Y..., né le... 1961 à ... (Royaume-Uni), de nationalité anglaise, vivent ensemble depuis seize ans et sont domiciliés à... (Royaume-uni) ; qu'à l'issue d'une procédure judiciaire de retrait de l'autorité parentale des parents biologiques, de placement en vue de l'adoption de l'enfant A...

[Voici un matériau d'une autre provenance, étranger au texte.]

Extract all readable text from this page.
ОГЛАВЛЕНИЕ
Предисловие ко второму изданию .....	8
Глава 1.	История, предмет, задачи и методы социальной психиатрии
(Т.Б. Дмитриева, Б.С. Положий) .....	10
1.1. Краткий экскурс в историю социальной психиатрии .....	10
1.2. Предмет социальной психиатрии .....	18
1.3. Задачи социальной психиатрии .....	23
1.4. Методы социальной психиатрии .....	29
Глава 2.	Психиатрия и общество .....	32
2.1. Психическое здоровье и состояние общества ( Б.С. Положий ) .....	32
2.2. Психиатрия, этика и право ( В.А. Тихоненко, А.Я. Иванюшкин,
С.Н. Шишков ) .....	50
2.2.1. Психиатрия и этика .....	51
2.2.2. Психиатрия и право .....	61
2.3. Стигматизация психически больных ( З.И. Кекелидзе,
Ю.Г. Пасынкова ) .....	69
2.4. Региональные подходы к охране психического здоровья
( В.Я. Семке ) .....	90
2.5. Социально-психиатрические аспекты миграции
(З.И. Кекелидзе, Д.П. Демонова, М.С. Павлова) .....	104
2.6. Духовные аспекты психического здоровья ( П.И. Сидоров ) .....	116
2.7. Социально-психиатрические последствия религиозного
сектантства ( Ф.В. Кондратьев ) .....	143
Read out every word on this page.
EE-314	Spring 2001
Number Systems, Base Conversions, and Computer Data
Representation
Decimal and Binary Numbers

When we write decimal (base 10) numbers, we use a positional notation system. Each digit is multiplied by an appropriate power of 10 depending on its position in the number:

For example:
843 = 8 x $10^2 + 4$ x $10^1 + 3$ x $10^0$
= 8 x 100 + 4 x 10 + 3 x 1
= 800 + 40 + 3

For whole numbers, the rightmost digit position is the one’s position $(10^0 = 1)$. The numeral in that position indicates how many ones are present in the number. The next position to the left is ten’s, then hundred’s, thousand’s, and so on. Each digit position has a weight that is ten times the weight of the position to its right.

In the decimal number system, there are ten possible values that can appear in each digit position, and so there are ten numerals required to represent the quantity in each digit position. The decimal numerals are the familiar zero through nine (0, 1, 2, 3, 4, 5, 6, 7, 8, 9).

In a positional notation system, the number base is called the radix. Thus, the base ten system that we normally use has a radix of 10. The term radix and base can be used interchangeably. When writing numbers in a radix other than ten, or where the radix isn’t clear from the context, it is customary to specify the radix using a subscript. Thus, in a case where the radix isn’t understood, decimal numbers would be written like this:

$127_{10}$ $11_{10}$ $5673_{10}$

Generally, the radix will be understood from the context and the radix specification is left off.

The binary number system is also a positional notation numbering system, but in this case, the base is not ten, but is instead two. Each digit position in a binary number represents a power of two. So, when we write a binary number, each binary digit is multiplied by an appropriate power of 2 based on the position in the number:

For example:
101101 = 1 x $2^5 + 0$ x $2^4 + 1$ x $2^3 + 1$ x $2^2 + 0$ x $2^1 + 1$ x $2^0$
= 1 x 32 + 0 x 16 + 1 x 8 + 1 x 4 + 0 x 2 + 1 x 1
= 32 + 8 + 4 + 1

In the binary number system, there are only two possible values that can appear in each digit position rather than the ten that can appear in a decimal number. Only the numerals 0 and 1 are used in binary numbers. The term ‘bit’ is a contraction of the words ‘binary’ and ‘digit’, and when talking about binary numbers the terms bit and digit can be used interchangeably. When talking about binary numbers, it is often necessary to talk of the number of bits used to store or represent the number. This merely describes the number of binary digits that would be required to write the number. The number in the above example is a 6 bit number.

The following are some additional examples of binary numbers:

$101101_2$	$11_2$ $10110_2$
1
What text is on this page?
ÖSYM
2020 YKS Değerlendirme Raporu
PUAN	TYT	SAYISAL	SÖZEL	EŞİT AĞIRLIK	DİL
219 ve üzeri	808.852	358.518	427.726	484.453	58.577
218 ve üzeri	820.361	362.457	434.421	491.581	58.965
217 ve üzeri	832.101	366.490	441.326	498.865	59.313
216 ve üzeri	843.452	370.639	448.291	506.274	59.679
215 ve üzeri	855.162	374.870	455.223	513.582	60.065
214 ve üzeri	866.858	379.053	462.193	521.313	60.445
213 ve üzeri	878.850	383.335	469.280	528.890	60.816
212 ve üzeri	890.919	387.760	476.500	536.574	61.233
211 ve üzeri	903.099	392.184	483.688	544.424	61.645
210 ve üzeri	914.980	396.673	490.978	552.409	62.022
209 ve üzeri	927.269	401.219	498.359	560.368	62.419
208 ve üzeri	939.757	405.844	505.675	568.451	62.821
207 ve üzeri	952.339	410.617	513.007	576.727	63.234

Z..., né le... 1998 au pays de Galles, et l'obtention par MM X... et Y... de l'agrément des services sociaux, l'adoption conjointe de l'enfant par les appelants a été prononcée par un jugement du tribunal de Pontybridd en date du 18 juillet 2008, qui a dit que l'adopté porterait désormais le nom de A...
Z...
X...- Y... rectifié par arrêt du 31 mars 2011 : l'adopté porterait désormais le nom de A...
Z...
X...- Y... ; qu'il est constant que ce jugement est exécutoire et a qu'il a été transcrit à l'état civil ; que, contrairement à ce que soutient le ministère public, la décision étrangère qui prononce l'adoption par un couple non marié qui partage l'autorité parentale entre les membres de ce couple ne heurte aucun principe essentiel du droit français ; que ne méconnait pas davantage de tels principes une procédure étrangère qui, comme en l'espèce, permet à l'autorité judiciaire de retirer aux parents biologiques leur autorité parentale et de prononcer, en se fondant sur le consentement du gardien, une adoption ayant pour effet de rompre les liens de filiation antérieurs ; qu'ainsi, en l'absence d'atteinte à l'ordre public international, et dès lors que les circonstances de l'espèce caractérisent le rattachement de la procédure d'adoption au juge britannique et qu'aucune fraude n'est alléguée, il convient, infirmant le jugement entrepris, de constater que les conditions de l'exequatur de la décision du tribunal de Pontypridd sont réunies » ;
ALORS d'une part que nul ne peut être adopté par plusieurs personnes si ce n'est par deux époux, de sorte qu'en reconnaissant l'adoption conjointe par deux personnes non mariées, la cour d'appel a violé l'article 346 du code civil, dont les dispositions relèvent de l'ordre public international français ;
ALORS d'autre part que le juge doit vérifier que sa décision pourra être exécutée et qu'elle ne conduit pas à créer une obligation juridique subséquente sur le territoire national, qui serait elle-même contraire à l'ordre public ; qu'en l'espèce, l'exequatur de la décision anglaise devrait conduire à la transcription de l'adoption sur les registres de l'état civil français, valant acte de naissance, dans lequel l'enfant sera dit être né de deux parents du même sexe, heurtant ainsi les dispositions d'ordre public relatives à la filiation, qui interdisent l'établissement conjoint de la filiation par deux personnes du même sexe ; qu'en accordant l'exequatur, la cour d'appel a violé l'article 509 du code de procédure civile ensemble les principes essentiels du droit français régissant l'établissement de la filiation.